The terms of the scheme include certain criteria which applicants must meet in order to be considered for permission to remain. These include evidence of continuous residency in the State since the birth of the Irish born child and the parent and child must be resident in the State. Residency granted on the basis of parentage of an Irish born child does not give rise to any entitlement to be joined in the State by other family members. This was clearly stated on the front page of the application form. The application form also included a statutory declaration to be signed by applicants indicating their acceptance, inter alia, that the granting of permission to remain does not confer any entitlements or legitimate expectation on any other person, whether related, to enter the State.

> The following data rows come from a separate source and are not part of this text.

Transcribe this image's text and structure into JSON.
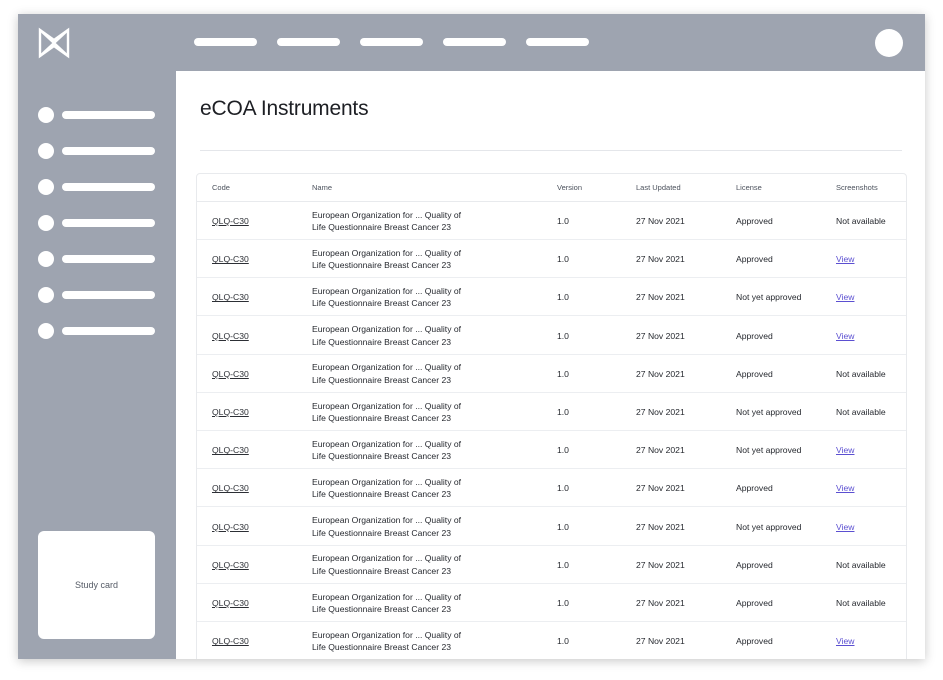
{
  "page": {
    "title": "eCOA Instruments"
  },
  "sidebar": {
    "study_card_label": "Study card"
  },
  "table": {
    "headers": [
      "Code",
      "Name",
      "Version",
      "Last Updated",
      "License",
      "Screenshots"
    ],
    "rows": [
      {
        "code": "QLQ-C30",
        "name": "European Organization for ... Quality of\nLife Questionnaire Breast Cancer 23",
        "version": "1.0",
        "updated": "27 Nov 2021",
        "license": "Approved",
        "screenshots": "Not available"
      },
      {
        "code": "QLQ-C30",
        "name": "European Organization for ... Quality of\nLife Questionnaire Breast Cancer 23",
        "version": "1.0",
        "updated": "27 Nov 2021",
        "license": "Approved",
        "screenshots": "View"
      },
      {
        "code": "QLQ-C30",
        "name": "European Organization for ... Quality of\nLife Questionnaire Breast Cancer 23",
        "version": "1.0",
        "updated": "27 Nov 2021",
        "license": "Not yet approved",
        "screenshots": "View"
      },
      {
        "code": "QLQ-C30",
        "name": "European Organization for ... Quality of\nLife Questionnaire Breast Cancer 23",
        "version": "1.0",
        "updated": "27 Nov 2021",
        "license": "Approved",
        "screenshots": "View"
      },
      {
        "code": "QLQ-C30",
        "name": "European Organization for ... Quality of\nLife Questionnaire Breast Cancer 23",
        "version": "1.0",
        "updated": "27 Nov 2021",
        "license": "Approved",
        "screenshots": "Not available"
      },
      {
        "code": "QLQ-C30",
        "name": "European Organization for ... Quality of\nLife Questionnaire Breast Cancer 23",
        "version": "1.0",
        "updated": "27 Nov 2021",
        "license": "Not yet approved",
        "screenshots": "Not available"
      },
      {
        "code": "QLQ-C30",
        "name": "European Organization for ... Quality of\nLife Questionnaire Breast Cancer 23",
        "version": "1.0",
        "updated": "27 Nov 2021",
        "license": "Not yet approved",
        "screenshots": "View"
      },
      {
        "code": "QLQ-C30",
        "name": "European Organization for ... Quality of\nLife Questionnaire Breast Cancer 23",
        "version": "1.0",
        "updated": "27 Nov 2021",
        "license": "Approved",
        "screenshots": "View"
      },
      {
        "code": "QLQ-C30",
        "name": "European Organization for ... Quality of\nLife Questionnaire Breast Cancer 23",
        "version": "1.0",
        "updated": "27 Nov 2021",
        "license": "Not yet approved",
        "screenshots": "View"
      },
      {
        "code": "QLQ-C30",
        "name": "European Organization for ... Quality of\nLife Questionnaire Breast Cancer 23",
        "version": "1.0",
        "updated": "27 Nov 2021",
        "license": "Approved",
        "screenshots": "Not available"
      },
      {
        "code": "QLQ-C30",
        "name": "European Organization for ... Quality of\nLife Questionnaire Breast Cancer 23",
        "version": "1.0",
        "updated": "27 Nov 2021",
        "license": "Approved",
        "screenshots": "Not available"
      },
      {
        "code": "QLQ-C30",
        "name": "European Organization for ... Quality of\nLife Questionnaire Breast Cancer 23",
        "version": "1.0",
        "updated": "27 Nov 2021",
        "license": "Approved",
        "screenshots": "View"
      }
    ]
  },
  "icons": {
    "logo": "brand-logo-icon"
  },
  "colors": {
    "chrome": "#9ea4b0",
    "link": "#5b4fd1",
    "text": "#26292f"
  }
}
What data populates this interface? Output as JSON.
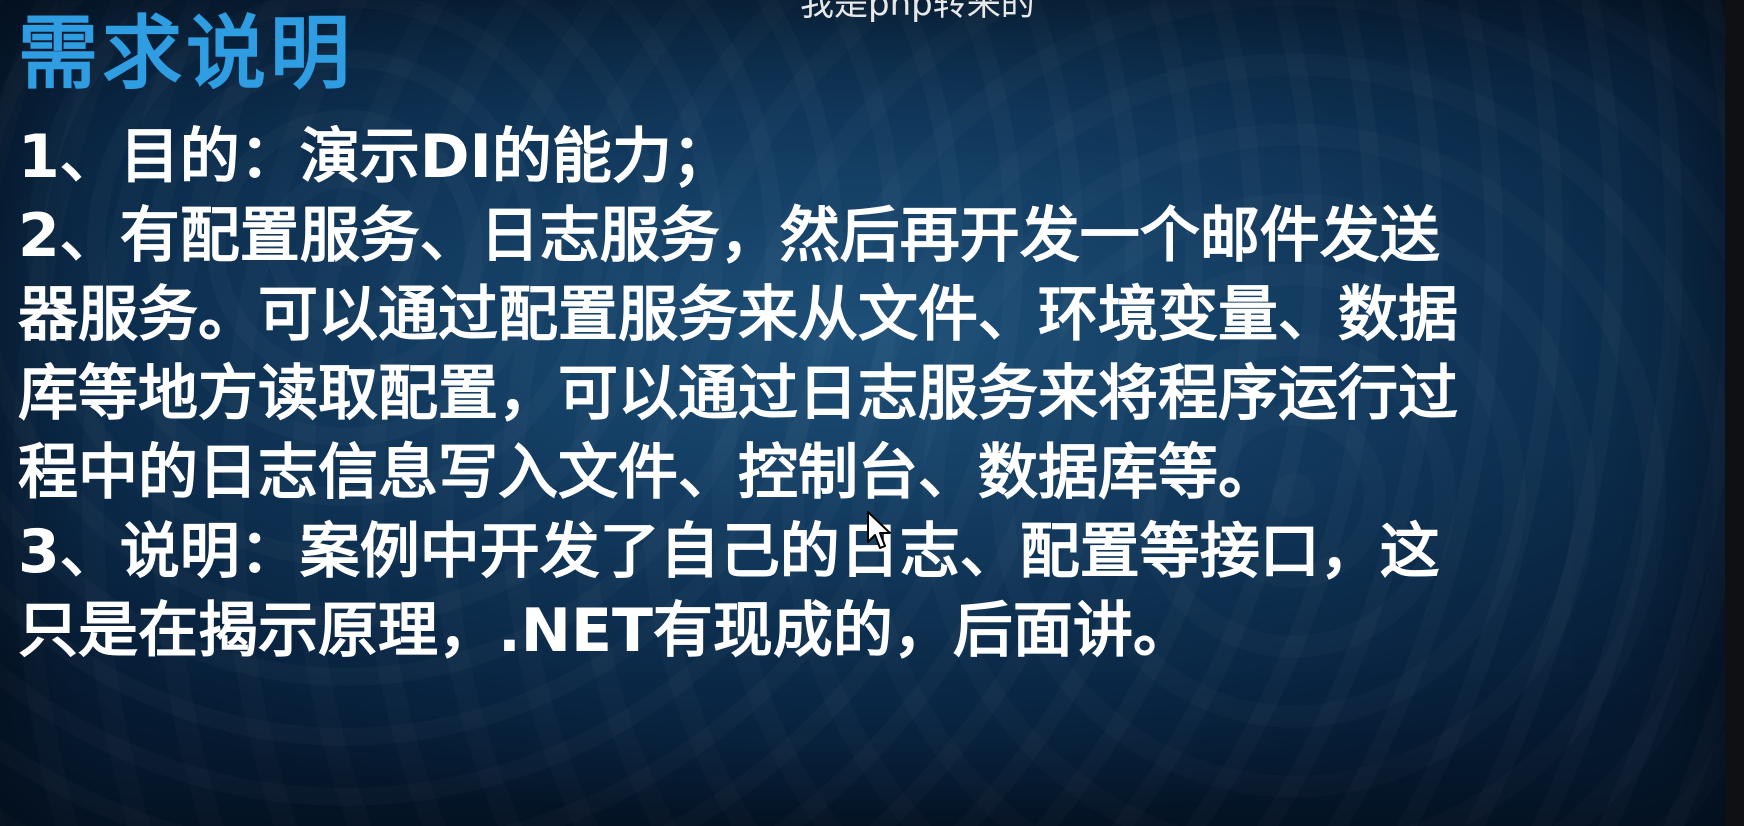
{
  "caption": "我是php转来的",
  "slide": {
    "title": "需求说明",
    "lines": [
      "1、目的：演示DI的能力；",
      "2、有配置服务、日志服务，然后再开发一个邮件发送",
      "器服务。可以通过配置服务来从文件、环境变量、数据",
      "库等地方读取配置，可以通过日志服务来将程序运行过",
      "程中的日志信息写入文件、控制台、数据库等。",
      "3、说明：案例中开发了自己的日志、配置等接口，这",
      "只是在揭示原理，.NET有现成的，后面讲。"
    ]
  },
  "colors": {
    "title": "#2f9de2",
    "body_text": "#ffffff",
    "background": "#123a5e"
  },
  "icons": {
    "cursor": "mouse-pointer-icon"
  }
}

The Deputy may be referring to men who entered the State after the 31 March 2005 closing date who are residing separately from their spouses and children, in circumstances in which their wives were successful under the scheme. Such persons are ineligible to remain under the terms of the revised arrangements. It is possible that some of the men in question are applicants for asylum from states covered by the accelerated asylum processing arrangements which came into operation on 25 January 2005 for nationals of Nigeria, Croatia, Romania, Bulgaria and South Africa. The arrangements for processing prioritised asylum applications include processing in the first instance in the Office of the Refugee Applications Commissioner in an average of 15 working days and processing in the Refugee Appeals Tribunal in an average of 14 working days. The accelerated process includes the operation of dedicated accommodation centres for applicants while their asylum claims or deportation orders are being processed. Persons covered by this process have statutory obligations imposed on them to reside in such centres and report to immigration officers in both the asylum and deportation processes.

These arrangements facilitate the speedier processing of asylum applications from the states referred to and the effecting of deportation orders in respect of unsuccessful applicants. The residence and reporting requirements are, inter alia, intended to ensure that persons subject to deportation orders are more readily available to the Garda national immigration bureau while travel arrangements are being made for their return to their country of origin.